La Croatie se vide de ses habitants. A seulement 19 ans, Karla, jeune serveuse, ne compte pas travailler longtemps dans des cafés. "Ici, la plupart des boulots sont sous-payés et il y a peu de possibilités d'emploi", a-t-elle regretté lundi dans l'émission Tout un monde. "On ne peut pas faire respecter nos droits au travail. Partout, les gens travaillent pour des salaires trop bas, les horaires sont souvent compliqués. Je ne vois pas de perspectives ici", appuie-t-elle.
A Novska, dans la région de Slavonie, l'Union européenne a financé ces dernières années de nombreuses infrastructures afin de revitaliser l'économie locale et contrer un chômage qui touche près d'un jeune sur trois. Mais malgré ces investissements de plusieurs millions d'euros, la jeunesse continue de quitter la Slavonie.
"C'est très difficile d'attirer les jeunes. Peu importe le nombre d'activités et ce qu'on leur propose, ils ne voient pas ce que cela leur apporte. A l'avenir, il faudrait qu'il y ait plus de projets pour qu'ils rencontrent de nouvelles personnes ici, qu'ils fassent de nouvelles connaissances. Cela pourrait réellement nous aider à dynamiser la vie locale", estime Lucija, bénévole dans de nombreuses associations de Novska.
Un exode massif
Depuis son indépendance de la Yougoslavie il y a trente ans, la Croatie a perdu près d'un million d'habitants. Les Croates sont moins de 4 millions à résider dans le pays. Parallèlement, le taux de natalité est tombé à 1,4 enfant par femme. Le pays connaît l'un des déclins démographiques les plus rapides au monde.

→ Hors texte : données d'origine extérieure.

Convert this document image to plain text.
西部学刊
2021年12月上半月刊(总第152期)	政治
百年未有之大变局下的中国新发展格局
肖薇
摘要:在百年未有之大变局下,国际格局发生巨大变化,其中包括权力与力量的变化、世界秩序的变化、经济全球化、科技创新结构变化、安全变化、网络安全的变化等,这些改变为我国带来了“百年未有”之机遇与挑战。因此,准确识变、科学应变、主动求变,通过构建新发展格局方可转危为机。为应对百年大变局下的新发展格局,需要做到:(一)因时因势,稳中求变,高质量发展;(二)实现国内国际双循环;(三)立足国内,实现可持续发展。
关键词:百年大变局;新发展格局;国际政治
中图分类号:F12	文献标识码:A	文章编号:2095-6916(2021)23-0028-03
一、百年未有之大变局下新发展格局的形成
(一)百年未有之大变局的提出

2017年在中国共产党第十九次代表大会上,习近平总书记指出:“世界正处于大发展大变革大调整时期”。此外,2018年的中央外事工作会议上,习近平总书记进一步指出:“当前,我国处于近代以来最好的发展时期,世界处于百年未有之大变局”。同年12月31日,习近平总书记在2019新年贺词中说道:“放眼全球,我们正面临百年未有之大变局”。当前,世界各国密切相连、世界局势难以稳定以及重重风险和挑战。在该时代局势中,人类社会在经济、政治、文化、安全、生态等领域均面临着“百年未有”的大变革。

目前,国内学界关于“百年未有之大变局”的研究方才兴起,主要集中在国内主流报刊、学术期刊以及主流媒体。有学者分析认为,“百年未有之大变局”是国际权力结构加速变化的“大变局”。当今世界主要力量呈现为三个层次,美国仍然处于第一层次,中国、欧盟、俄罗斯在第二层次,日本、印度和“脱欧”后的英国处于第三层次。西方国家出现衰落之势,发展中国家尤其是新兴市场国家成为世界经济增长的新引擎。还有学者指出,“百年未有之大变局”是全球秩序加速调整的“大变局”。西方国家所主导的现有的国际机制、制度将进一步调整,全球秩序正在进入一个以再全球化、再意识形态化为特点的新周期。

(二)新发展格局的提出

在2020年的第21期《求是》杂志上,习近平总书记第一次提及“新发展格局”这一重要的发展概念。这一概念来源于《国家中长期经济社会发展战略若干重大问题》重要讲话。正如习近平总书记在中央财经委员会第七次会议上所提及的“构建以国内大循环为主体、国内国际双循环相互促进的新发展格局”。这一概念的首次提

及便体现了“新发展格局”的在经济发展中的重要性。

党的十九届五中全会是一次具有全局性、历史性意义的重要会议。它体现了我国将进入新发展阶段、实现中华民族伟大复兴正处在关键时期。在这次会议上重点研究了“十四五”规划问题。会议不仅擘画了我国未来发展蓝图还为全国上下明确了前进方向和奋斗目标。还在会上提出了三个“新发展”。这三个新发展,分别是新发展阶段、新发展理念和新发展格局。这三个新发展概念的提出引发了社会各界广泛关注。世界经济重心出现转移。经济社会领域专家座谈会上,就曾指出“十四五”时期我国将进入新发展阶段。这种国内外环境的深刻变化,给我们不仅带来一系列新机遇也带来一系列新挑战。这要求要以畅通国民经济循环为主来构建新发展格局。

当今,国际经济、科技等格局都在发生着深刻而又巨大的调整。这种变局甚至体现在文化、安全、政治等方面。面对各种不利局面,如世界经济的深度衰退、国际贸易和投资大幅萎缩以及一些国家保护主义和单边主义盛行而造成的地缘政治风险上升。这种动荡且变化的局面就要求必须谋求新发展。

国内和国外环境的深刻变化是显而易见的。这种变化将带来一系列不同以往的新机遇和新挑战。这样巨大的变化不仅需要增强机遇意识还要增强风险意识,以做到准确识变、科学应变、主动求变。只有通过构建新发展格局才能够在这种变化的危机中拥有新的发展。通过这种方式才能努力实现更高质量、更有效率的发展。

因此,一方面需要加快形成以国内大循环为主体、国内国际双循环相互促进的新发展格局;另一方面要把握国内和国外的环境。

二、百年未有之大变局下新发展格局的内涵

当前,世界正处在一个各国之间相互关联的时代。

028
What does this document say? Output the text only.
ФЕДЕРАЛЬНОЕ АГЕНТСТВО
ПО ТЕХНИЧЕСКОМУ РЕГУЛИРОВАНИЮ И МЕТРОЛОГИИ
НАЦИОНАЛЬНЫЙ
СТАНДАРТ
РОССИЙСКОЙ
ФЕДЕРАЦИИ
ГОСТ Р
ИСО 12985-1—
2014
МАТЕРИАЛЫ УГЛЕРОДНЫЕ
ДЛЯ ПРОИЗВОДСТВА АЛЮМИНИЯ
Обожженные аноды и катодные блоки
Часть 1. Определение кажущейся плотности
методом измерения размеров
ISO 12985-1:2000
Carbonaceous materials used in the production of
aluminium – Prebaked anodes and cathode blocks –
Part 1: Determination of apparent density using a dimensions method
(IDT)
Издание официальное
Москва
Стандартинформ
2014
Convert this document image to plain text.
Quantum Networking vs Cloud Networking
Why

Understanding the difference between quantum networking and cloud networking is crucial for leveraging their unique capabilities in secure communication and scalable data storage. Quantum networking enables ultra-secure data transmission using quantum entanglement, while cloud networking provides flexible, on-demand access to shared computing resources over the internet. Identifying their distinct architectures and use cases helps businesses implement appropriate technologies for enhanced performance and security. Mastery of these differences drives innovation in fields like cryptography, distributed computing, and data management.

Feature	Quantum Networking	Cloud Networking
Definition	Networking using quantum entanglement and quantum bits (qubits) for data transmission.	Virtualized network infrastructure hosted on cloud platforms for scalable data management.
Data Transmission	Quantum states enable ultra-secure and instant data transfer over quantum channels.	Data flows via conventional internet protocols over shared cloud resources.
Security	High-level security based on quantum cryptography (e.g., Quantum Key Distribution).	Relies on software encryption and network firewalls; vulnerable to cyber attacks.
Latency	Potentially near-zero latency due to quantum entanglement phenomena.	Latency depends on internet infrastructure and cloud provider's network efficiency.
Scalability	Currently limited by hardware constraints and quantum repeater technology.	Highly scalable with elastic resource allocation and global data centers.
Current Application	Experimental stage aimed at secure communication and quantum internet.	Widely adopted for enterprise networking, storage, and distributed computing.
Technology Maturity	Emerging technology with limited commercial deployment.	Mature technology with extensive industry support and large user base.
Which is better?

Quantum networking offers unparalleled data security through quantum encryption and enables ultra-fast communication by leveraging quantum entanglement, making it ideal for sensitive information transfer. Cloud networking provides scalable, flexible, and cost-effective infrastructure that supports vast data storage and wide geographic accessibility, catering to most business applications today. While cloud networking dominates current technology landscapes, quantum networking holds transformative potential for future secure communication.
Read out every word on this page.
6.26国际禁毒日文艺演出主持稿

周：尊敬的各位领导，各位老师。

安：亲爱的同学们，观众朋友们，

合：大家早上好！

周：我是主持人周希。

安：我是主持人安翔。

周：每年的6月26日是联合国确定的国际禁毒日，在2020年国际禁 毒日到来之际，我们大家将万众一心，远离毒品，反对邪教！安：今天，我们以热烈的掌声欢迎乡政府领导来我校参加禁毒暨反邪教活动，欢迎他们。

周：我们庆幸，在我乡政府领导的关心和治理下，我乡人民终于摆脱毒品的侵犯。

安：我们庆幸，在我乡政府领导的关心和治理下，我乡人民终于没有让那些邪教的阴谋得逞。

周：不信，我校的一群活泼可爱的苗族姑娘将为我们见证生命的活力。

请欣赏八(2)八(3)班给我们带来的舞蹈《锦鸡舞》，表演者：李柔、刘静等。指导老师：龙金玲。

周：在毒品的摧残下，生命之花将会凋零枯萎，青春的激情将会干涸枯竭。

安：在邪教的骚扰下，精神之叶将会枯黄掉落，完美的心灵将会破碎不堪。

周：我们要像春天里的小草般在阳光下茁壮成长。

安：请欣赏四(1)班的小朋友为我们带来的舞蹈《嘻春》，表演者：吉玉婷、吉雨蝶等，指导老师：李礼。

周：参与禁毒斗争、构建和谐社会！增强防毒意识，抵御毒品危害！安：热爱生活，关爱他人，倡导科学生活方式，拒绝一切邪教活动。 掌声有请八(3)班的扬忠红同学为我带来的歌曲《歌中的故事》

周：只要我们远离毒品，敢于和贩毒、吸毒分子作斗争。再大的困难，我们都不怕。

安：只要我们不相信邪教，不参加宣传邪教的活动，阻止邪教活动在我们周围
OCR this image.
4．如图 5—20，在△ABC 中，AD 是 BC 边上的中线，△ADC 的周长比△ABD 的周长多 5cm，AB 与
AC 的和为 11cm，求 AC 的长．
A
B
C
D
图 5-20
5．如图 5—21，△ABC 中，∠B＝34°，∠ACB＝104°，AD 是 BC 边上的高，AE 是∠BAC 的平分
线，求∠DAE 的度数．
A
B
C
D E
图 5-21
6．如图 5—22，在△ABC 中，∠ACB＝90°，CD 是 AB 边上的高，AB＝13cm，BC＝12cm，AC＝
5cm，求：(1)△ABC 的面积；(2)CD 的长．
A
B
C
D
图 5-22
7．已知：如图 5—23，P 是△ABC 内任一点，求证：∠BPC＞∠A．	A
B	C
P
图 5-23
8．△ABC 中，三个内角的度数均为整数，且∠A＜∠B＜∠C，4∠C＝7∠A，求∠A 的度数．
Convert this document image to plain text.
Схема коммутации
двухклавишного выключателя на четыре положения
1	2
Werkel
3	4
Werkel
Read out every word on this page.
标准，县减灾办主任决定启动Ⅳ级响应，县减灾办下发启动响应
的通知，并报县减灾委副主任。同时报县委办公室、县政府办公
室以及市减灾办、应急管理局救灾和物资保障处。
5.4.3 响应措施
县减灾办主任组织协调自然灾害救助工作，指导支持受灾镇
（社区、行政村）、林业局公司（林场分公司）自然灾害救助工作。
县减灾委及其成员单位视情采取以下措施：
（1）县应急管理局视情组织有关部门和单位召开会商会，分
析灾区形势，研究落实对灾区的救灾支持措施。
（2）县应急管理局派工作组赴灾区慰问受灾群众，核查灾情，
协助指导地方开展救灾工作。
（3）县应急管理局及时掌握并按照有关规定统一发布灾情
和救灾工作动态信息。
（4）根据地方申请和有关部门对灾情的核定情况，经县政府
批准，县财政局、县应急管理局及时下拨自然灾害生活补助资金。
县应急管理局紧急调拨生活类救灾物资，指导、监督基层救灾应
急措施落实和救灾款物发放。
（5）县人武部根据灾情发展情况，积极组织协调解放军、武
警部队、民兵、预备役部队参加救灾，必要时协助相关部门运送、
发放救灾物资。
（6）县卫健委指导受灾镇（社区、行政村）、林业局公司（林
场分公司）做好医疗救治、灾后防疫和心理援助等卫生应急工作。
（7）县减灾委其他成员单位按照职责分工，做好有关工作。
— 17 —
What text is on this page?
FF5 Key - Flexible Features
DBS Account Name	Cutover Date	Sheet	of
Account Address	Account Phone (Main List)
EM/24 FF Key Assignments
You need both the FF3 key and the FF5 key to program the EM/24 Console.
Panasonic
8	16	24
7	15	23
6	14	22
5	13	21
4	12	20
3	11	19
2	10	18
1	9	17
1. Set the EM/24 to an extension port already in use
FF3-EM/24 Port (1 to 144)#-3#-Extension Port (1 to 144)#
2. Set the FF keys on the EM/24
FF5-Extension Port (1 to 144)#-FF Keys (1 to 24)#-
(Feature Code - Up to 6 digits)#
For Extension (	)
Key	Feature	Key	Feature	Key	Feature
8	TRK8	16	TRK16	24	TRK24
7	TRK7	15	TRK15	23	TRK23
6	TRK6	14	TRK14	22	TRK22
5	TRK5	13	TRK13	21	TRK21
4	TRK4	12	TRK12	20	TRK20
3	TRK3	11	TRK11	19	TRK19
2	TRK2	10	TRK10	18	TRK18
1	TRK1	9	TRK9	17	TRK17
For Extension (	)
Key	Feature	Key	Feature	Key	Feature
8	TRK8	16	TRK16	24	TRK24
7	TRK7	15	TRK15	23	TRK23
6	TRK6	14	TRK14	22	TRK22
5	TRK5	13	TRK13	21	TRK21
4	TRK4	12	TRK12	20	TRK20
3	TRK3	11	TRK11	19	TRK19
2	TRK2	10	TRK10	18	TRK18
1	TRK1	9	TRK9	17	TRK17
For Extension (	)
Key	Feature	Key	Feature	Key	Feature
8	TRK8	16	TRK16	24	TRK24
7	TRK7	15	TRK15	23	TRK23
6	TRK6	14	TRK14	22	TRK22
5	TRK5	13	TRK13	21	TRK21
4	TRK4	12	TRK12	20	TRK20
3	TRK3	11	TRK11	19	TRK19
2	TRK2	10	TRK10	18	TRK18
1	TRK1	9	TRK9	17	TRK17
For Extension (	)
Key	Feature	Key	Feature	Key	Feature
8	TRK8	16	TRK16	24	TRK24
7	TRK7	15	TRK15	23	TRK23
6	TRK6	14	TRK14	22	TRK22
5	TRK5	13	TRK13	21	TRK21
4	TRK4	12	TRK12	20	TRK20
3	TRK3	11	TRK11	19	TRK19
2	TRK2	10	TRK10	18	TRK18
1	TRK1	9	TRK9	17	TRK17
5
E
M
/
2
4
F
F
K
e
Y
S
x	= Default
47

"Aujourd'hui, il n'y a pas un seul indicateur démographique positif en Croatie. Depuis le précédent recensement de 2011, le pays a perdu plus de 400'000 habitants, ce qui représente près de 10% de la population totale. Cela s'explique en partie par l'émigration, mais aussi par le déclin naturel, c'est-à-dire la supériorité du nombre de décès sur celui des naissances", note le démographe Stjepan Šterc.
"Si l'on fait une projection sur 10 ans, les choses vont vraiment empirer. Tous les systèmes de base du pays seront remis en question", alerte-t-il.
Un manque de stratégie
Si la capitale et les grandes villes touristiques de la côte Adriatique voient leur population augmenter, le reste du pays se dépeuple et vieillit à grande vitesse. En Slavonie, comme dans d'autres régions rurales, on souffre du manque d'infirmières, d'ingénieurs ou d'ouvriers agricoles. Et la tendance s'est encore accentuée depuis que le pays est entrée dans l'UE en 2013.
"Au niveau national, le dépeuplement est de 10% de la population, mais dans certaines régions comme la Slavonie, ce chiffre monte même jusqu'à 20%. Dans certaines municipalités, la population a baissé de plus de 50% en dix ans", indique Stjepan Šterc.
La Croatie se dépeuple principalement dans les zones frontalières, rurales, montagneuses et insulaires, souligne aussi le démographe, qui estime que l'absence de stratégie dans ces régions menacées pose problème pour la sécurité nationale.
Plutôt que de recourir officiellement à l'immigration, le gouvernement conservateur a lancé le programme "Je choisis la Croatie". Entre autres mesures, les expatriés croates se sont notamment vus offrir jusqu'à 26'000 euros pour revenir dans leur pays et lancer leur propre entreprise. Près d'un an après, seules 80 personnes ont tenté l'expérience.